# OwOLoRA

## Problem

LoRA finetuning has emerged as a popular technique for training large language models. Instead of training a model from scratch, we can take a pre-trained model and fine-tune it on a smaller dataset.

In [1]:
import torch
from datasets import load_dataset, load_metric
from transformers import AutoModelForSequenceClassification

from transformers import AutoModel, Trainer, TrainingArguments, AutoTokenizer
from peft import get_peft_config, get_peft_model, LoraConfig, TaskType
model_name_or_path = "roberta-base"
tokenizer_name_or_path = "roberta-base"

tokenizer = AutoTokenizer.from_pretrained(tokenizer_name_or_path, use_fast=True)
# model = AutoModel.from_pretrained(model_name_or_path)
# model = get_peft_model(model, peft_config)
# model.print_trainable_parameters()


  from .autonotebook import tqdm as notebook_tqdm


In [2]:

GLUE_TASKS = ["cola", "mnli", "mnli-mm", "mrpc", "qnli", "qqp", "rte", "sst2", "stsb", "wnli"]

task = "cola"
actual_task = "mnli" if task == "mnli-mm" else task
dataset = load_dataset("glue", actual_task)
metric = load_metric('glue', actual_task)


# To preprocess our dataset, we will thus need the names of the columns containing the sentence(s). The following dictionary keeps track of the correspondence task to column names:
task_to_keys = {
    "cola": ("sentence", None),
    "mnli": ("premise", "hypothesis"),
    "mnli-mm": ("premise", "hypothesis"),
    "mrpc": ("sentence1", "sentence2"),
    "qnli": ("question", "sentence"),
    "qqp": ("question1", "question2"),
    "rte": ("sentence1", "sentence2"),
    "sst2": ("sentence", None),
    "stsb": ("sentence1", "sentence2"),
    "wnli": ("sentence1", "sentence2"),
}
sentence1_key, sentence2_key = task_to_keys[task]

def preprocess_function(examples):
    if sentence2_key is None:
        return tokenizer(examples[sentence1_key], truncation=True)
    return tokenizer(examples[sentence1_key], examples[sentence2_key], truncation=True)

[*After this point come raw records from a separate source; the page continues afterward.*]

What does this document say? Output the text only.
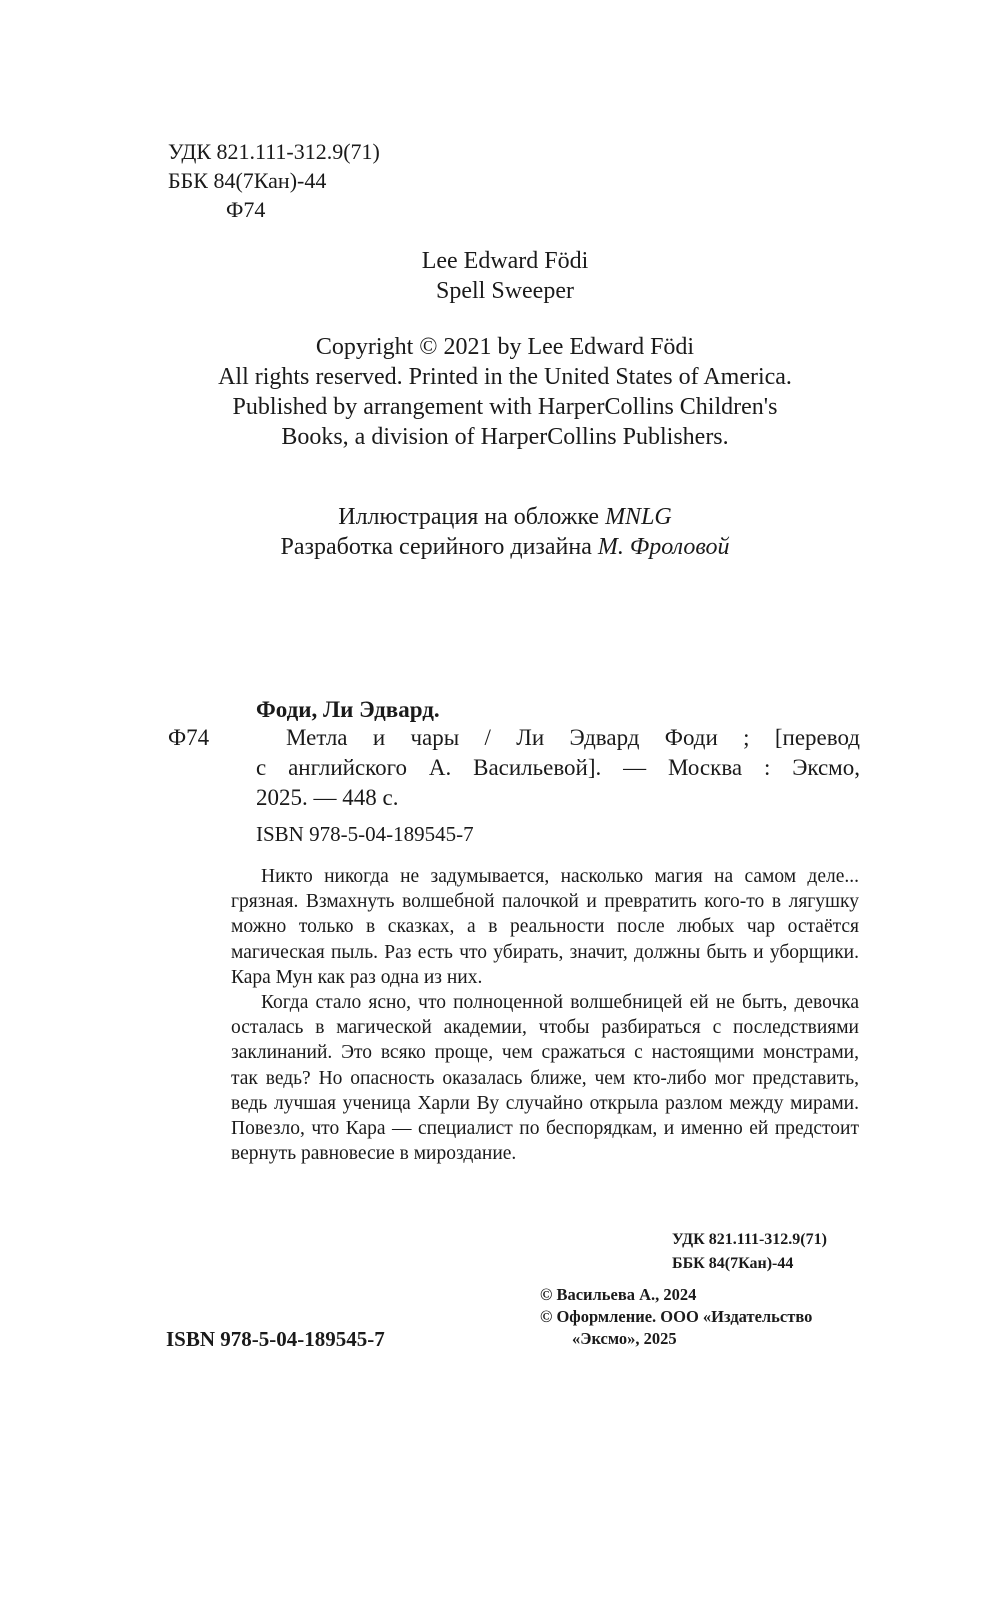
УДК 821.111-312.9(71)
ББК 84(7Кан)-44
Ф74
Lee Edward Födi
Spell Sweeper
Copyright © 2021 by Lee Edward Födi
All rights reserved. Printed in the United States of America.
Published by arrangement with HarperCollins Children's
Books, a division of HarperCollins Publishers.
Иллюстрация на обложке MNLG
Разработка серийного дизайна М. Фроловой
Фоди, Ли Эдвард.
Ф74	Метла и чары / Ли Эдвард Фоди ; [перевод
с английского А. Васильевой]. — Москва : Эксмо,
2025. — 448 с.
ISBN 978-5-04-189545-7

Никто никогда не задумывается, насколько магия на самом деле... грязная. Взмахнуть волшебной палочкой и превратить кого-то в лягушку можно только в сказках, а в реальности после любых чар остаётся магическая пыль. Раз есть что убирать, значит, должны быть и уборщики. Кара Мун как раз одна из них.

Когда стало ясно, что полноценной волшебницей ей не быть, девочка осталась в магической академии, чтобы разбираться с последствиями заклинаний. Это всяко проще, чем сражаться с настоящими монстрами, так ведь? Но опасность оказалась ближе, чем кто-либо мог представить, ведь лучшая ученица Харли Ву случайно открыла разлом между мирами. Повезло, что Кара — специалист по беспорядкам, и именно ей предстоит вернуть равновесие в мироздание.

УДК 821.111-312.9(71)
ББК 84(7Кан)-44
ISBN 978-5-04-189545-7
© Васильева А., 2024
© Оформление. ООО «Издательство
«Эксмо», 2025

num_labels = 3 if task.startswith("mnli") else 1 if task=="stsb" else 2
encoded_dataset = dataset.map(preprocess_function, batched=True)

  metric = load_metric('glue', actual_task)
You can avoid this message in future by passing the argument `trust_remote_code=True`.
Passing `trust_remote_code=True` will be mandatory to load this metric from the next major release of `datasets`.
Map: 100%|██████████| 8551/8551 [00:00<00:00, 61655.39 examples/s]
Map: 100%|██████████| 1043/1043 [00:00<00:00, 46969.65 examples/s]
Map: 100%|██████████| 1063/1063 [00:00<00:00, 6624.32 examples/s]


In [29]:
# import pytorch_lightning as pl
# class PLModel()

model = AutoModelForSequenceClassification.from_pretrained(model_name_or_path, num_labels=num_labels)

peft_config = LoraConfig(
    task_type=TaskType.SEQ_CLS, inference_mode=False, r=8, lora_alpha=32, lora_dropout=0.1
)

model = get_peft_model(model, peft_config)
model.print_trainable_parameters()

Some weights of RobertaForSequenceClassification were not initialized from the model checkpoint at roberta-base and are newly initialized: ['classifier.dense.bias', 'classifier.dense.weight', 'classifier.out_proj.bias', 'classifier.out_proj.weight']
You should probably TRAIN this model on a down-stream task to be able to use it for predictions and inference.


trainable params: 887,042 || all params: 125,534,212 || trainable%: 0.7066


In [30]:
# DEVICE = "cuda" if torch.cuda.is_available() else "mps" if torch.backends.mps.is_available() else "cpu"
DEVICE = "cuda" if torch.cuda.is_available() else "cpu"

metric_name = "pearson" if task == "stsb" else "matthews_correlation" if task == "cola" else "accuracy"

batch_size = 16
model_name = model_name_or_path.split("/")[-1]

args = TrainingArguments(
    f"{model_name}-finetuned-{task}",
    evaluation_strategy = "epoch",
    save_strategy = "epoch",
    learning_rate=2e-5,
    per_device_train_batch_size=batch_size,
    per_device_eval_batch_size=batch_size,
    num_train_epochs=5,
    weight_decay=0.01,
    load_best_model_at_end=True,
    metric_for_best_model=metric_name,
)

import numpy as np
def compute_metrics(eval_pred):
    predictions, labels = eval_pred
    if task != "stsb":
        predictions = np.argmax(predictions, axis=1)
    else:
        predictions = predictions[:, 0]
    return metric.compute(predictions=predictions, references=labels)

validation_key = "validation_mismatched" if task == "mnli-mm" else "validation_matched" if task == "mnli" else "validation"

trainer = Trainer(
    model,
    args,
    train_dataset=encoded_dataset["train"],
    eval_dataset=encoded_dataset[validation_key],
    tokenizer=tokenizer, # Pass tokenizer again so that it pads correctly
    compute_metrics=compute_metrics
)

trainer.train()

trainer.save_model(f"{model_name}-finetuned-{task}")

  0%|          | 0/2675 [12:38<?, ?it/s]